Solved – Dumthe variables and intercept in Cox regression

cox-modelpredictionsurvival

I am working with the Cox Proportional Hazards model. Where the covariates include 2 categorical variables. Assume each category has 3 levels, so I model these in terms of dummy variables.

Category A, level 1, 2, 3 correspond to dummy variables $A_1$,$A_2$ and $A_3$, respectively.

Similarly, category B have dummy variables $B_1$,$B_2$ and $B_3$.

To avoid linearly dependent covariates, the model is represented as follows:
$\text{Intercept} + A_2 + A_3 + B_2 + B_3$.

However, the intercept is "included" in the baseline hazard, so the final model for the cox regression is just
$A_2 + A_3 + B_2 + B_3$.

Now, if I wanted to predict the survival curve of a subject within $A_1$, $B_1$, this would correspond to the baseline survival curve?

Working in R, everything looks fine and most predicted survival curves have good fit with data (estimated by KM), except for the "$A_1$,$B_1$"-cohorts (and also "$A_2$" it seems). And it is just not that the fit is poor, its clearly suboptimal. The curve is shifted upwards or downwards, thus increasing or decreasing the corresponding coefficients would clearly result in a better fit.

Best Answer

I'm reluctant to code dummy variables myself, as you seem to have done, when R can do it for me; it's too easy to make an unexpected error. So rule out a coding problem first.

In your case, with categorical variables A and B, set them as factor variables with 3 levels each, and make sure the baseline level for each (A1 or B1) is set as the the reference level of the factor (e.g., relevel(A,ref=A1)). Then your survival analysis takes the general form:

coxph(Surv(daysSurvival,status) ~ A + B + ..., data= yourData, ...)

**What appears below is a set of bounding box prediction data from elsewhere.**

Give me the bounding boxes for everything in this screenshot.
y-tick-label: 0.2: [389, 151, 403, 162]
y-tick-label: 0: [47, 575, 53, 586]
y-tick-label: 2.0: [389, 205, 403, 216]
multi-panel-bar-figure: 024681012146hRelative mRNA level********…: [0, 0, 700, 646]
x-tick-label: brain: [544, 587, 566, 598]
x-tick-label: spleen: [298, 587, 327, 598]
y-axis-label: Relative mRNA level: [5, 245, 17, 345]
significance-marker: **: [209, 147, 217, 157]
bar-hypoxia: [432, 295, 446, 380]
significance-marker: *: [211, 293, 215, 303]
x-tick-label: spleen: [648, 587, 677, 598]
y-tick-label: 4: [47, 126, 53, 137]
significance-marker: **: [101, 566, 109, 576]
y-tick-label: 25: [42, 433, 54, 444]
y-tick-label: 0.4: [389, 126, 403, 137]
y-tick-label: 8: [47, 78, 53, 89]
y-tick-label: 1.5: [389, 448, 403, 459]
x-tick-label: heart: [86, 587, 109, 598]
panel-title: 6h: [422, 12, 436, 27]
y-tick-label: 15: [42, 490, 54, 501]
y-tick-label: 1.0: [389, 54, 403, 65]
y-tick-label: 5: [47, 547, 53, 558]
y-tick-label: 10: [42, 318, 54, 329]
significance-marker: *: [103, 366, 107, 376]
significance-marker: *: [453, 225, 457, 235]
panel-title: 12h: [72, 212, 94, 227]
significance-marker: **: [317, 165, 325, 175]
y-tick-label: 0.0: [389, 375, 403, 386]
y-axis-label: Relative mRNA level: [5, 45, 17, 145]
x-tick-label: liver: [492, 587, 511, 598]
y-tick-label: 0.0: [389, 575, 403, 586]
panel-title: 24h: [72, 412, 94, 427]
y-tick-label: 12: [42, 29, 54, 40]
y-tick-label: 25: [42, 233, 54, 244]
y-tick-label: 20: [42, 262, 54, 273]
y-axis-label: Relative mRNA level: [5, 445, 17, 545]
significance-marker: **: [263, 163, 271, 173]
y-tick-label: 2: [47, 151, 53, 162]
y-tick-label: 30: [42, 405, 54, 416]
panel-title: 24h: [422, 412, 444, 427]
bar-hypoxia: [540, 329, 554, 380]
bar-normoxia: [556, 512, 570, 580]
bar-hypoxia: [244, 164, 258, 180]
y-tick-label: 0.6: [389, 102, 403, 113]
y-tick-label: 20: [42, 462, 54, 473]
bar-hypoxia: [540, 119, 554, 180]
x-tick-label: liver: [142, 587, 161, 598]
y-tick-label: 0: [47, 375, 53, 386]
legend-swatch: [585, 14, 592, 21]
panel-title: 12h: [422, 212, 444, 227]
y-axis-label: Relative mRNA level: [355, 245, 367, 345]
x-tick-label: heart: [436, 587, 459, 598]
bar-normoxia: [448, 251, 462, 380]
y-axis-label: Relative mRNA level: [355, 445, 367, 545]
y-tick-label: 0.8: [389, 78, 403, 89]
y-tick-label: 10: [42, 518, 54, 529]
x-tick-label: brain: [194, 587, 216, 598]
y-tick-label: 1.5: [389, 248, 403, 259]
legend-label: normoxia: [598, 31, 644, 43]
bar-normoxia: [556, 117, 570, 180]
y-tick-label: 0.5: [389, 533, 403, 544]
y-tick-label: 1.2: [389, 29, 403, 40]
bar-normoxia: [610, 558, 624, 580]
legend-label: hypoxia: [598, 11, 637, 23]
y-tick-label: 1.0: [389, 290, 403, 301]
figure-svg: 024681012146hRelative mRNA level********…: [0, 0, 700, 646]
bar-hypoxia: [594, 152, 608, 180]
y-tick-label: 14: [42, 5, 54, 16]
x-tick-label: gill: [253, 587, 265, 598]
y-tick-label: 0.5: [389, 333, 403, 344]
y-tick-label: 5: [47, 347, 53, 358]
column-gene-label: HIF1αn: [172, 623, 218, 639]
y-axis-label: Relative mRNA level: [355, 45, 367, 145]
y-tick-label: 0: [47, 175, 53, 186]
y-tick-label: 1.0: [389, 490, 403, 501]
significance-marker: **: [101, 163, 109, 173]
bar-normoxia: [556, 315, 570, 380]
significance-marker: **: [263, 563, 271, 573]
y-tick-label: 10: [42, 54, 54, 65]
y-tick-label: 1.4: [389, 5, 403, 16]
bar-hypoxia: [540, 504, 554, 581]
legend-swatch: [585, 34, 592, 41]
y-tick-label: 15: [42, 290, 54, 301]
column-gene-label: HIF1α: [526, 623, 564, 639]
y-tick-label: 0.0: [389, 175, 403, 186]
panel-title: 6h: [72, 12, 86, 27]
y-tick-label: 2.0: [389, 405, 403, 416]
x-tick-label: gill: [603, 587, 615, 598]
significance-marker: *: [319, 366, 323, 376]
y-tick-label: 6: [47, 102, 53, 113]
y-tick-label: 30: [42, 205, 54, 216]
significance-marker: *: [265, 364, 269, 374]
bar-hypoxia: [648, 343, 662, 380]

The baseline model returned will be for the A1 and B1 reference values, and the coefficients for the other levels of A and B represent the additional hazard with respect to the A1/B1 cases.

At that point if your model doesn't fit the data well, you will know that your model rather than the coding is inadequate. Most important, use the tools available for coxph models to check on validity of the proportional-hazards assumption.